Your whole idea of women looking "elegant" and making men servile sounds as if coming from medieval ages. women should wear what makes them feel good independent of what men think of them, the whole idea of women's emnacipation is to move into a gender neutral territory... get over this man-woman divide as far as possible. dress to me seems the easiest thing to do in this respect. a gender neutral dress is what we should encourage.

i am not against all kinds of tradition and i also don't equate short skirts etc with modernity... but this idea that you dress only for yourself and not for men around you is what i call being modern.

jyothsnay said...

huh typo..wipe off that grin,ye, you look charming though,please! huh!

Alok said...

:)

jyothsnay said...

a man's perspective is sooo significantly different from a woman's perspective

I drape self in a sari not to attract men in the streets or derive a free ticket to a heady, edgy journey to exotic lands where I along with the man (who is struggling after having got caught in the web) on the virgin sands...I celebrate my Femininity
in my sari, a class apart from the masses, a diva kinda fleeting over blithers, men, huh, do you exist?

km said...

Every intellectual's really just a nostalgist at heart. Tharoor's talking through his topi, but I can understand why.

Antonia said...

i can understand you both, alok and jyo - perhaps jyo sees the sari as alternative to the western clothes which are obviously restrictive, too. In a sort of gaining back what the other clothes lack, as a way of genuinly to express ones feelings or sexuality or whatever which one cannot do because western clothes have as ideal to display female sexuality in barbie-style while a sari I would assume leaves a bit more freedom in this respect? for it is figure agnostic? So in a sense the sari as escape? I was also thinking in the beginning before I knew that it requires high maintenance and is for sitting still that it could be an alternative, - or I still think it is one, for as you say as long as one feels comfy one should wear whatever one wants...
it remains a bit difficult, this question...but once one got rid of gender everyone could wear sari and it would not matter at all anymore because questions of clothing would have become redundant.

Alok said...

I was of course generalising there. But the basic idea that women have to dress specifically like women and be more "feminine", "graceful" or "elegant" -- these are all very loaded words. And sari or such traditional feminine dress is being defended in those terms. So even if it is say uncomfortable to a working woman she will still wear it because she wants to be "feminine".. this is what I found troublesome in Jyothsna's comment.

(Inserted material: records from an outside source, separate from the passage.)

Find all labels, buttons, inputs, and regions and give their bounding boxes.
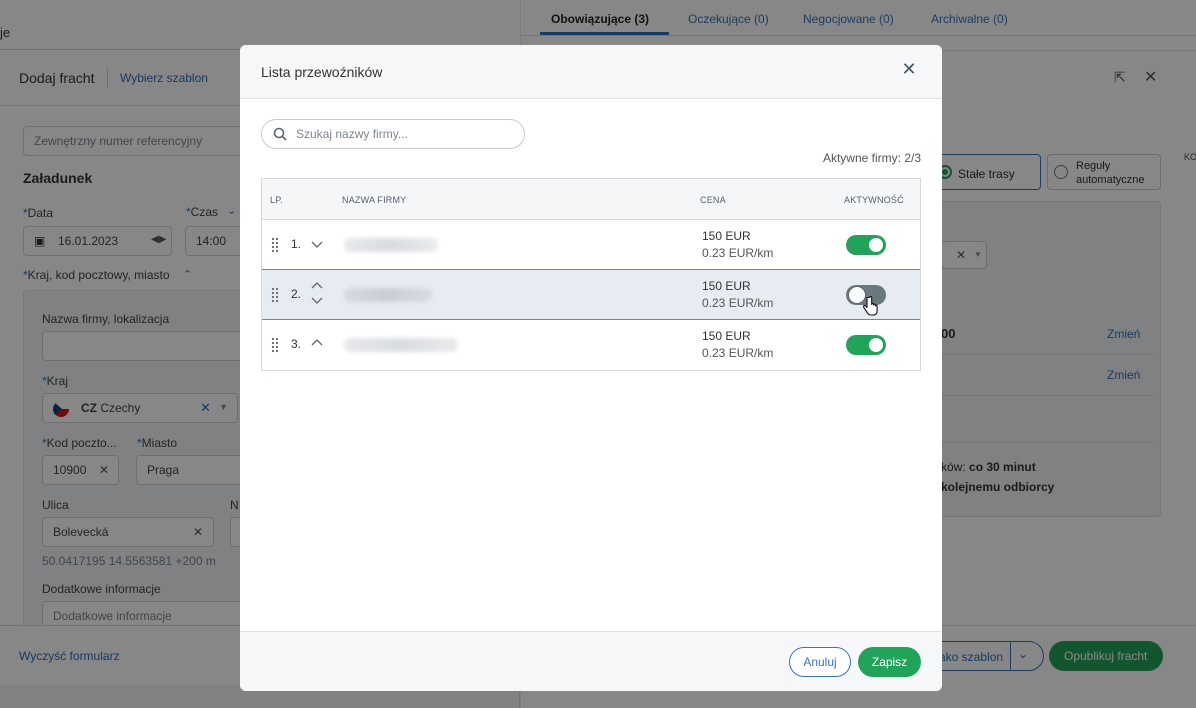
- active-companies-count: Aktywne firmy: 2/3: [822, 151, 921, 165]
- dialog-header: Lista przewoźników ✕: [240, 45, 942, 99]
- close-icon[interactable]: ✕: [900, 60, 918, 78]
- table-row[interactable]: 3. 150 EUR 0.23 EUR/km: [262, 320, 920, 370]
- company-name-redacted: [344, 238, 438, 252]
- cancel-button[interactable]: Anuluj: [789, 647, 851, 677]
- row-number: 2.: [291, 287, 302, 301]
- column-company-name: NAZWA FIRMY: [342, 195, 407, 205]
- price-rate: 0.23 EUR/km: [702, 296, 774, 310]
- move-up-icon[interactable]: [310, 278, 324, 292]
- table-row[interactable]: 2. 150 EUR 0.23 EUR/km: [262, 269, 920, 320]
- move-down-icon[interactable]: [310, 294, 324, 308]
- dialog-title: Lista przewoźników: [261, 64, 383, 80]
- activity-toggle[interactable]: [846, 235, 886, 255]
- hand-cursor-icon: [862, 296, 878, 316]
- table-row[interactable]: 1. 150 EUR 0.23 EUR/km: [262, 220, 920, 270]
- drag-handle-icon[interactable]: [270, 287, 280, 303]
- activity-toggle[interactable]: [846, 335, 886, 355]
- move-down-icon[interactable]: [310, 238, 324, 252]
- carriers-table: LP. NAZWA FIRMY CENA AKTYWNOŚĆ 1. 150 EU…: [261, 178, 921, 371]
- row-number: 1.: [291, 237, 302, 251]
- carriers-list-dialog: Lista przewoźników ✕ Aktywne firmy: 2/3 …: [240, 45, 942, 691]
- drag-handle-icon[interactable]: [270, 337, 280, 353]
- dialog-footer: Anuluj Zapisz: [240, 631, 942, 691]
- company-name-redacted: [344, 338, 458, 352]
- price-value: 150 EUR: [702, 329, 751, 343]
- company-search: [261, 119, 525, 149]
- price-rate: 0.23 EUR/km: [702, 246, 774, 260]
- company-name-redacted: [344, 288, 432, 302]
- price-value: 150 EUR: [702, 279, 751, 293]
- price-rate: 0.23 EUR/km: [702, 346, 774, 360]
- drag-handle-icon[interactable]: [270, 237, 280, 253]
- column-price: CENA: [700, 195, 726, 205]
- search-icon: [273, 127, 287, 141]
- table-header: LP. NAZWA FIRMY CENA AKTYWNOŚĆ: [262, 179, 920, 220]
- row-number: 3.: [291, 337, 302, 351]
- move-up-icon[interactable]: [310, 335, 324, 349]
- company-search-input[interactable]: [296, 126, 516, 142]
- price-value: 150 EUR: [702, 229, 751, 243]
- column-activity: AKTYWNOŚĆ: [844, 195, 904, 205]
- save-button[interactable]: Zapisz: [858, 647, 921, 677]
- column-lp: LP.: [270, 195, 283, 205]
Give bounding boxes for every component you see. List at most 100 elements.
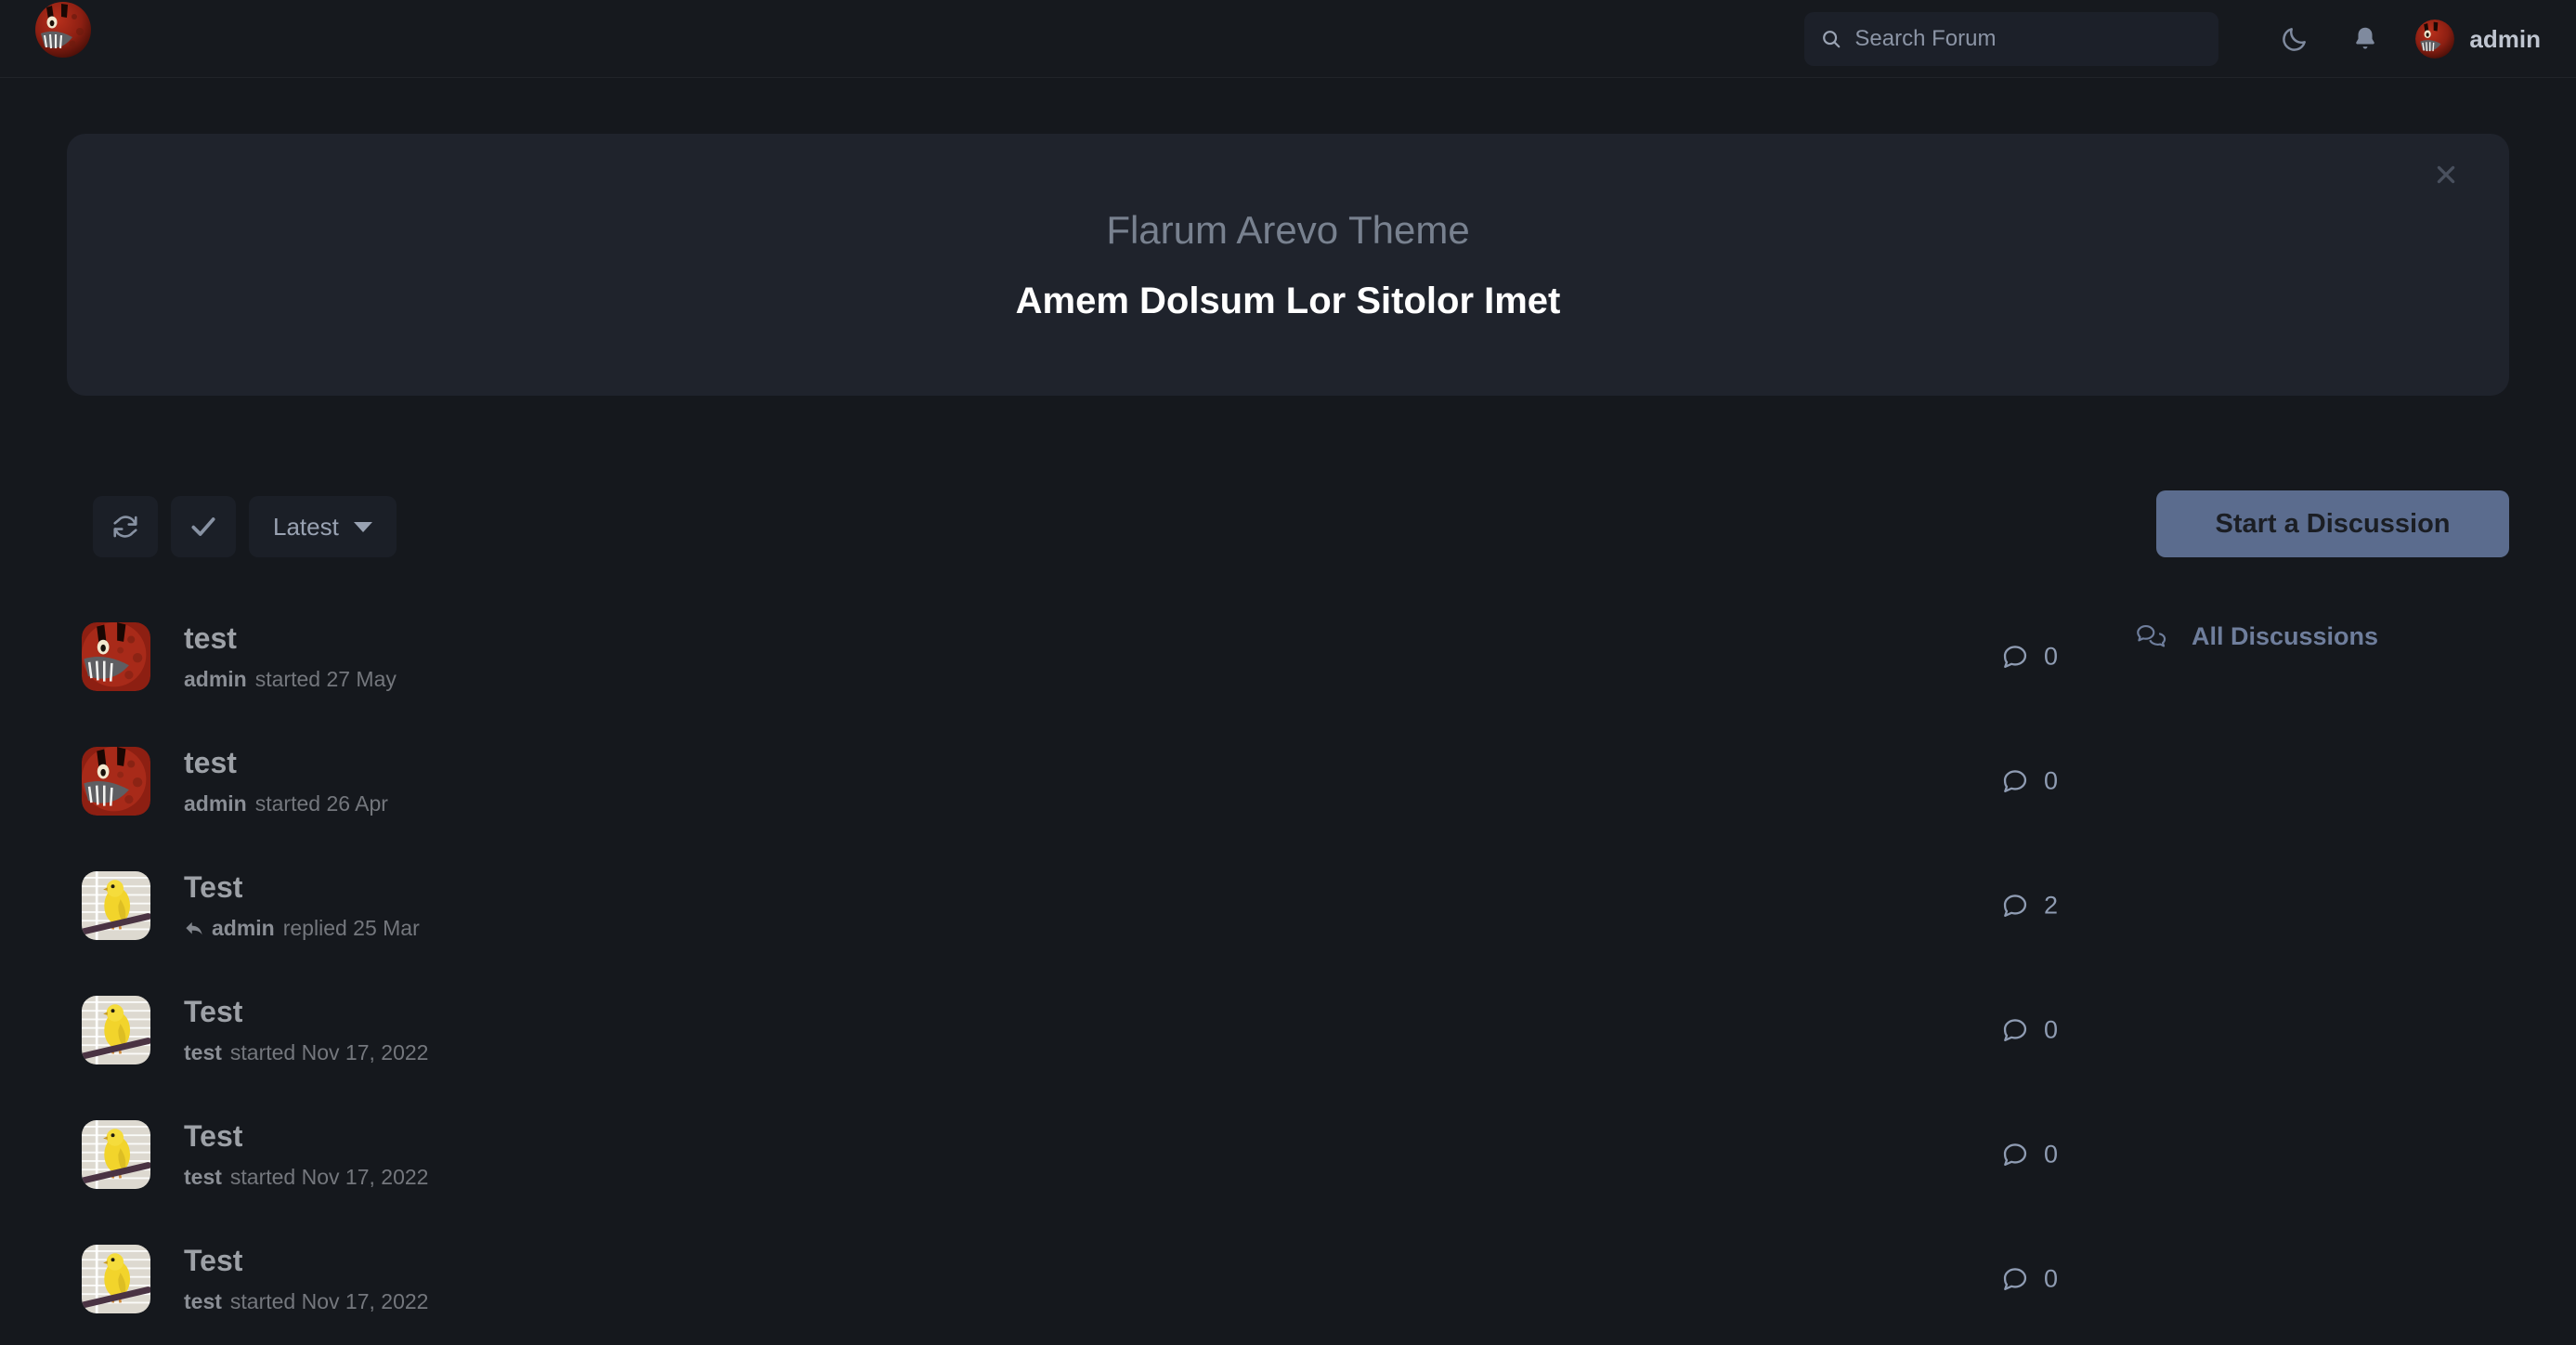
discussion-title[interactable]: Test xyxy=(184,995,2127,1029)
discussion-author[interactable]: test xyxy=(184,1165,222,1190)
comment-bubble-icon xyxy=(2001,644,2029,670)
discussion-author[interactable]: test xyxy=(184,1289,222,1314)
comment-count-value: 0 xyxy=(2044,642,2059,671)
refresh-icon xyxy=(111,513,139,541)
hero-subtitle: Amem Dolsum Lor Sitolor Imet xyxy=(1015,280,1561,321)
sidebar-nav: All Discussions xyxy=(2136,613,2526,660)
discussion-title[interactable]: test xyxy=(184,621,2127,656)
comment-count[interactable]: 0 xyxy=(2001,767,2058,796)
hero-title: Flarum Arevo Theme xyxy=(1106,207,1470,252)
discussion-date: Nov 17, 2022 xyxy=(301,1165,429,1189)
discussion-meta: admin started 26 Apr xyxy=(184,791,2127,816)
hero-banner: Flarum Arevo Theme Amem Dolsum Lor Sitol… xyxy=(67,134,2509,396)
discussion-title[interactable]: test xyxy=(184,746,2127,780)
discussion-date: Nov 17, 2022 xyxy=(301,1040,429,1064)
discussion-action: started xyxy=(229,1040,296,1064)
hero-close-button[interactable] xyxy=(2424,154,2468,199)
discussion-row[interactable]: Test test started Nov 17, 2022 0 xyxy=(0,968,2127,1092)
discussion-row-main: test admin started 27 May xyxy=(184,621,2127,692)
comment-count[interactable]: 0 xyxy=(2001,1016,2058,1045)
discussion-date: 26 Apr xyxy=(326,791,388,816)
sidebar-item-label: All Discussions xyxy=(2192,622,2379,650)
moon-icon xyxy=(2280,24,2309,54)
comment-count-value: 0 xyxy=(2044,1015,2059,1044)
bird-avatar-icon xyxy=(82,1120,150,1189)
discussion-author[interactable]: admin xyxy=(184,667,247,692)
sort-dropdown[interactable]: Latest xyxy=(249,496,397,557)
discussion-title[interactable]: Test xyxy=(184,1119,2127,1154)
comment-bubble-icon xyxy=(2001,1266,2029,1292)
comment-count[interactable]: 0 xyxy=(2001,643,2058,672)
discussion-action: started xyxy=(254,667,321,691)
avatar xyxy=(2415,20,2455,59)
start-discussion-button[interactable]: Start a Discussion xyxy=(2156,490,2509,557)
search-box[interactable] xyxy=(1804,12,2219,66)
discussion-action: started xyxy=(254,791,321,816)
discussion-row-main: test admin started 26 Apr xyxy=(184,746,2127,816)
discussion-meta: test started Nov 17, 2022 xyxy=(184,1289,2127,1314)
discussion-date: 25 Mar xyxy=(353,916,420,940)
bird-avatar-icon xyxy=(82,871,150,940)
discussion-title[interactable]: Test xyxy=(184,870,2127,905)
comment-bubble-icon xyxy=(2001,768,2029,794)
comment-count[interactable]: 2 xyxy=(2001,892,2058,921)
discussion-row-main: Test test started Nov 17, 2022 xyxy=(184,1244,2127,1314)
mark-all-read-button[interactable] xyxy=(171,496,236,557)
discussion-title[interactable]: Test xyxy=(184,1244,2127,1278)
username-label: admin xyxy=(2469,24,2541,53)
discussion-date: 27 May xyxy=(326,667,397,691)
discussion-row[interactable]: Test admin replied 25 Mar 2 xyxy=(0,843,2127,968)
search-input[interactable] xyxy=(1854,26,2203,52)
sort-label: Latest xyxy=(273,512,339,541)
comment-count-value: 0 xyxy=(2044,766,2059,795)
monster-avatar-icon xyxy=(82,747,150,816)
refresh-button[interactable] xyxy=(93,496,158,557)
monster-avatar-icon xyxy=(82,622,150,691)
discussion-action: started xyxy=(229,1165,296,1189)
discussion-author[interactable]: test xyxy=(184,1040,222,1065)
sidebar-item-all-discussions[interactable]: All Discussions xyxy=(2136,613,2526,660)
dark-mode-toggle[interactable] xyxy=(2270,15,2319,63)
discussion-row-main: Test test started Nov 17, 2022 xyxy=(184,995,2127,1065)
chevron-down-icon xyxy=(353,521,372,532)
discussion-row[interactable]: test admin started 26 Apr 0 xyxy=(0,719,2127,843)
comment-bubble-icon xyxy=(2001,1142,2029,1168)
discussion-row-main: Test admin replied 25 Mar xyxy=(184,870,2127,941)
search-icon xyxy=(1821,29,1841,49)
comment-count-value: 0 xyxy=(2044,1264,2059,1293)
discussion-row-main: Test test started Nov 17, 2022 xyxy=(184,1119,2127,1190)
discussion-action: started xyxy=(229,1289,296,1313)
close-icon xyxy=(2434,163,2458,191)
discussion-action: replied xyxy=(282,916,347,940)
check-icon xyxy=(189,512,218,542)
discussion-author[interactable]: admin xyxy=(184,791,247,816)
user-menu[interactable]: admin xyxy=(2415,20,2541,59)
comment-bubble-icon xyxy=(2001,1017,2029,1043)
comment-count[interactable]: 0 xyxy=(2001,1141,2058,1169)
bird-avatar-icon xyxy=(82,996,150,1064)
bird-avatar-icon xyxy=(82,1245,150,1313)
discussion-date: Nov 17, 2022 xyxy=(301,1289,429,1313)
comment-count-value: 2 xyxy=(2044,891,2059,920)
discussion-row[interactable]: Test test started Nov 17, 2022 0 xyxy=(0,1092,2127,1217)
forum-monster-logo-icon xyxy=(35,2,91,58)
header-right-group: admin xyxy=(1804,0,2576,78)
discussion-toolbar: Latest xyxy=(93,496,397,557)
reply-arrow-icon xyxy=(184,920,204,938)
discussion-row[interactable]: Test test started Nov 17, 2022 0 xyxy=(0,1217,2127,1341)
discussion-meta: test started Nov 17, 2022 xyxy=(184,1165,2127,1190)
discussion-meta: test started Nov 17, 2022 xyxy=(184,1040,2127,1065)
discussions-bubbles-icon xyxy=(2136,623,2167,651)
discussion-list: test admin started 27 May 0 test admin started… xyxy=(0,594,2127,1341)
forum-logo[interactable] xyxy=(33,0,93,59)
discussion-meta: admin started 27 May xyxy=(184,667,2127,692)
discussion-row[interactable]: test admin started 27 May 0 xyxy=(0,594,2127,719)
comment-bubble-icon xyxy=(2001,893,2029,919)
discussion-meta: admin replied 25 Mar xyxy=(184,916,2127,941)
notifications-button[interactable] xyxy=(2341,15,2389,63)
site-header: admin xyxy=(0,0,2576,78)
comment-count[interactable]: 0 xyxy=(2001,1265,2058,1294)
comment-count-value: 0 xyxy=(2044,1140,2059,1169)
discussion-author[interactable]: admin xyxy=(212,916,275,941)
bell-icon xyxy=(2351,24,2379,54)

Of course no one has to force somebody and everybody has to make one's own choices but those choices should ideally signify the progress that we have made in bringing the two genders closer together. that's why i said i would prefer a reasonably gender-neutral dressing even if it makes women look less "elegant".

Antonia said...

i understand, alok, there is way too much fuss about clothes and what they all mean...and then I was imagine how much one could have read in all that time that one has spent into defending/accusing sari...;)

Anonymous said...

Irrespective of what attire a woman wears, if one has to look elegant will look elegant. I have seen many women look elegant on saris, and also many look mediocre on jeans as well.

So, its not the attire, but the grace that matters.